US to have official in Tokyo dedicated to monitoring China


WASHINGTON (Kyodo) — The administration of President Joe Biden will deploy an official dedicated to monitoring Chinese governmental and business activities to the U.S. Embassy in Tokyo in July, State Department sources said Saturday.

The dispatch of such a specialized China watcher to the embassy is part of the Biden administration’s efforts to reinforce intelligence gathering, according to the sources.

The department has already added about 20 similar officials in charge of monitoring China to the U.S. embassies in other capitals, including Bangkok, Brussels, Rome and Sydney.
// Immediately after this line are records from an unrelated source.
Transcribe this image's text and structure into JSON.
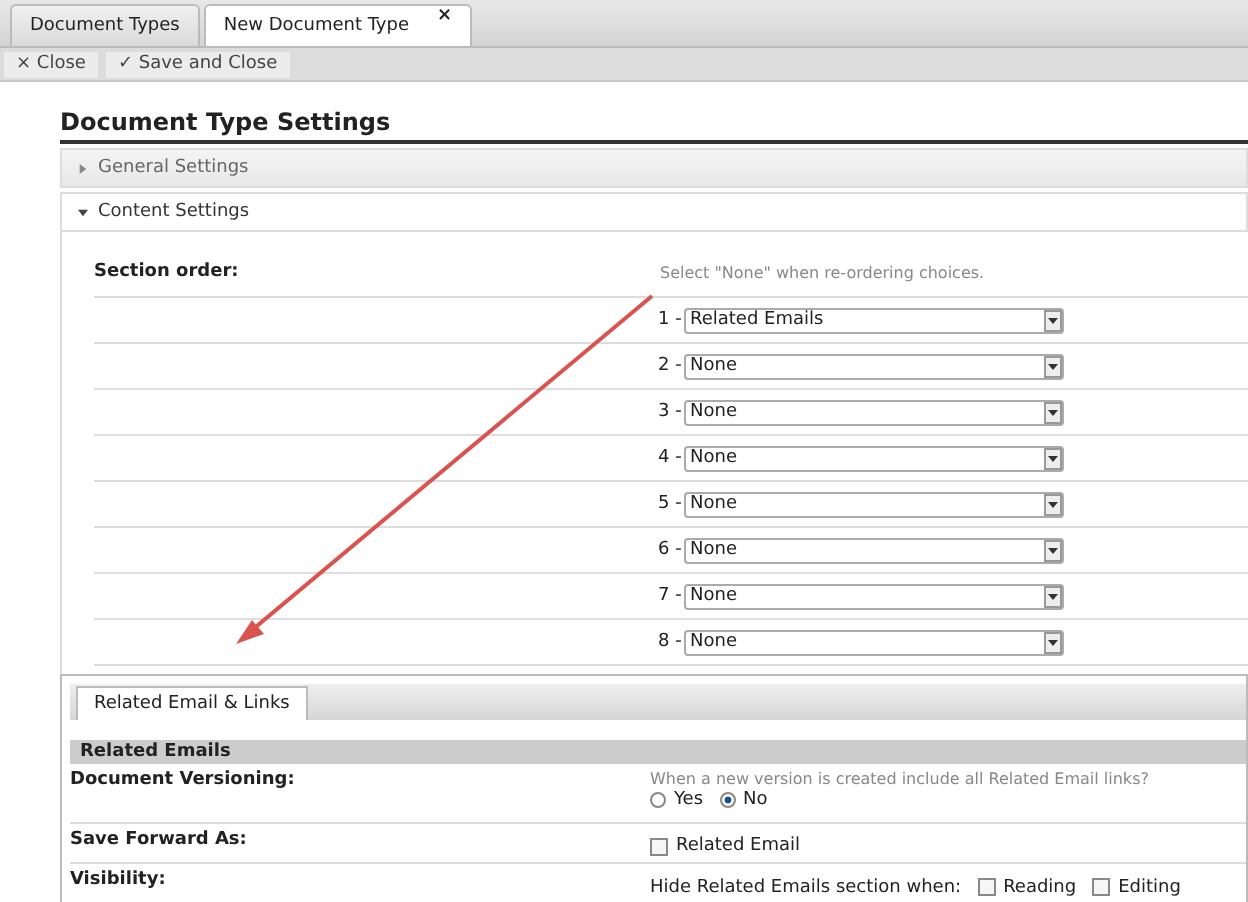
{
  "tabs": [
    {
      "label": "Document Types",
      "selected": false
    },
    {
      "label": "New Document Type",
      "selected": true,
      "close_glyph": "×"
    }
  ],
  "toolbar": [
    {
      "glyph": "×",
      "label": "Close"
    },
    {
      "glyph": "✓",
      "label": "Save and Close"
    }
  ],
  "heading": "Document Type Settings",
  "sections": [
    {
      "label": "General Settings",
      "expanded": false
    },
    {
      "label": "Content Settings",
      "expanded": true
    }
  ],
  "section_order": {
    "label": "Section order:",
    "hint": "Select \"None\" when re-ordering choices.",
    "rows": [
      {
        "number": "1 -",
        "value": "Related Emails"
      },
      {
        "number": "2 -",
        "value": "None"
      },
      {
        "number": "3 -",
        "value": "None"
      },
      {
        "number": "4 -",
        "value": "None"
      },
      {
        "number": "5 -",
        "value": "None"
      },
      {
        "number": "6 -",
        "value": "None"
      },
      {
        "number": "7 -",
        "value": "None"
      },
      {
        "number": "8 -",
        "value": "None"
      }
    ]
  },
  "panel": {
    "tab": "Related Email & Links",
    "header": "Related Emails",
    "versioning": {
      "label": "Document Versioning:",
      "hint": "When a new version is created include all Related Email links?",
      "options": [
        {
          "label": "Yes",
          "selected": false
        },
        {
          "label": "No",
          "selected": true
        }
      ]
    },
    "save_forward": {
      "label": "Save Forward As:",
      "option": {
        "label": "Related Email",
        "checked": false
      }
    },
    "visibility": {
      "label": "Visibility:",
      "prompt": "Hide Related Emails section when:",
      "options": [
        {
          "label": "Reading",
          "checked": false
        },
        {
          "label": "Editing",
          "checked": false
        }
      ]
    }
  }
}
The Tokyo posting will be Washington’s first of its kind in East Asia, the sources said.

Diplomats carrying out these specialized duties are known as regional China officers, a category launched during the previous administration under Donald Trump.

The officers are tasked with collecting and analyzing information regarding China’s inroads into the region or country where they are based.

In addition to monitoring China’s actions, the official to be sent to Tokyo will be in charge of promoting the establishment of supply chains for semiconductors and other vital goods that do not rely on China, the sources said.

In Italy, which was initially part of Chinese President Xi Jinping’s flagship Belt and Road initiative until withdrawing last year, a regional officer was keeping close tabs on China’s expanding diplomatic and economic clout.

In Australia, an officer is analyzing China’s moves to strengthen relations with Pacific island nations and exploring possible countermeasures, as well as scrutinizing Beijing’s acts of economic intimidation, according to the sources.

While seeking to stabilize relations with China, the Biden administration continues to view the Asian power as its only competitor with “both intent to reshape the international order and the economic, diplomatic, military and technological power to do it.”

The Regional China Officer program is now part of the so-called China House, a State Department-based unit created in December 2022 to better coordinate the U.S. approach to Beijing.

The official to be assigned to the Tokyo embassy will be affiliated with the unit formally called the Office of China Coordination, which is believed to be staffed with 60 to 70 members.

The unit is under the department’s Bureau of East Asian and Pacific Affairs. The official, who has experience working in China and Japan, is expected to serve a three-year term, according to the sources.

As Washington and a bipartisan majority of U.S. lawmakers share the view that Beijing is the most serious geopolitical threat, the Central Intelligence Agency also established a special unit focused on China in October 2021.